Деан резко поднялся, словно его задел мой вопрос. Сейчас он снова стоял, облокотясь на полку.

Красивая поза, красивый мужчина – высокий, худощавый. Он помрачнел, энергичный подбородок подрагивал, золотистые глаза горели гневом, как тогда, когда он уходил из ресторана и Тельес не позволил ему заплатить по счету. Только сейчас в них не было зеленоватого отсвета грозы (на улице был туман), лишь отсвет электрической лампы.

– Ничего. Что она могла мне сказать? Пыталась меня разжалобить, умоляла, пыталась оправдаться в том, чему нет оправдания, – не все можно простить, даже если это сделано из любви. Нельзя считать поступок правильным только потому, что к нему подтолкнуло сильное чувство. Хотя, возможно, я согласился бы с этой точкой зрения, если бы знал о том, что происходило здесь. Но я ничего не знал.

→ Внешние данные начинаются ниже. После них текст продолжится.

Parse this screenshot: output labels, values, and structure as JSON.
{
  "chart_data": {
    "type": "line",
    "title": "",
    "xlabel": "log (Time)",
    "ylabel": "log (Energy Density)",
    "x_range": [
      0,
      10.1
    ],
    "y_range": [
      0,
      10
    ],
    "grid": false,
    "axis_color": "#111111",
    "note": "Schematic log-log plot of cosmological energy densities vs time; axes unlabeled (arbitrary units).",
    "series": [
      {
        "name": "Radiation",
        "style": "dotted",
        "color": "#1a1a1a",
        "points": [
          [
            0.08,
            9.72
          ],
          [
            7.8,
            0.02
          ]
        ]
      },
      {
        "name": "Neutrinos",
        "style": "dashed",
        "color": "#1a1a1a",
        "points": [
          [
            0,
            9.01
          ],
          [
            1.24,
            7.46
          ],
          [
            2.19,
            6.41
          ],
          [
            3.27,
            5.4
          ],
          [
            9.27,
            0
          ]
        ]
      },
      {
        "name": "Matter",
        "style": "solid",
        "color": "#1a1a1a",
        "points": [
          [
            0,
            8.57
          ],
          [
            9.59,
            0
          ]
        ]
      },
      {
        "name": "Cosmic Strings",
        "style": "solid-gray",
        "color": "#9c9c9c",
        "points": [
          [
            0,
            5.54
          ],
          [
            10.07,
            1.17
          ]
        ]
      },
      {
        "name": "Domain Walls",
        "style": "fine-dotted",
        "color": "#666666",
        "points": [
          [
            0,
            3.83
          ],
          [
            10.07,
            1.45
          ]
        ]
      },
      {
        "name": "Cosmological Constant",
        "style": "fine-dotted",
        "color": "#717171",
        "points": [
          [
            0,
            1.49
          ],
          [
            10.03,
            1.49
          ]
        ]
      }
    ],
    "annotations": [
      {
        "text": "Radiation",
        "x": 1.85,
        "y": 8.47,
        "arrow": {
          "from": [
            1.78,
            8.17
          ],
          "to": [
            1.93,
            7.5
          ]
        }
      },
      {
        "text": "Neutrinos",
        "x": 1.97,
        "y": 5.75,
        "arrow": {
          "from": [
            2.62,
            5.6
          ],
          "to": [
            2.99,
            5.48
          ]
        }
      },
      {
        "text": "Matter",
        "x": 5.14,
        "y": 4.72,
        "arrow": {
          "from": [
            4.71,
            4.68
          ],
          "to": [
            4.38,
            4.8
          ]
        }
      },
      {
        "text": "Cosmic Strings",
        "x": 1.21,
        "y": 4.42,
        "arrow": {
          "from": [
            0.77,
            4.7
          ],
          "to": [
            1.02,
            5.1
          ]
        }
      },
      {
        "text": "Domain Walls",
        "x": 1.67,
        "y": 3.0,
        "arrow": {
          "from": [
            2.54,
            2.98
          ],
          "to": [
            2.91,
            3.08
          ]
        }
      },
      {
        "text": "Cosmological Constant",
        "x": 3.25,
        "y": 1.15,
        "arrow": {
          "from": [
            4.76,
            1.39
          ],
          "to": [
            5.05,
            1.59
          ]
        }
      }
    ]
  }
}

– Абсолютно правильных поступков вообще не бывает, – некстати заметил я. Действие кокаина проходило, я уже не мог полностью себя контролировать.

– Да, ни мой поступок, ни твой правильными не назовешь.

Деан взял у меня еще сигарету. Ее он зажег сразу и сделал подряд две затяжки. Курильщиком он, скорее всего, не был, а курил для того, чтобы руки были чем-то заняты, пока он рассказывает. Так мне тогда показалось. А еще я подумал тогда, что мысли у него интересные, но он не умеет их излагать. Да и кто из нас умеет?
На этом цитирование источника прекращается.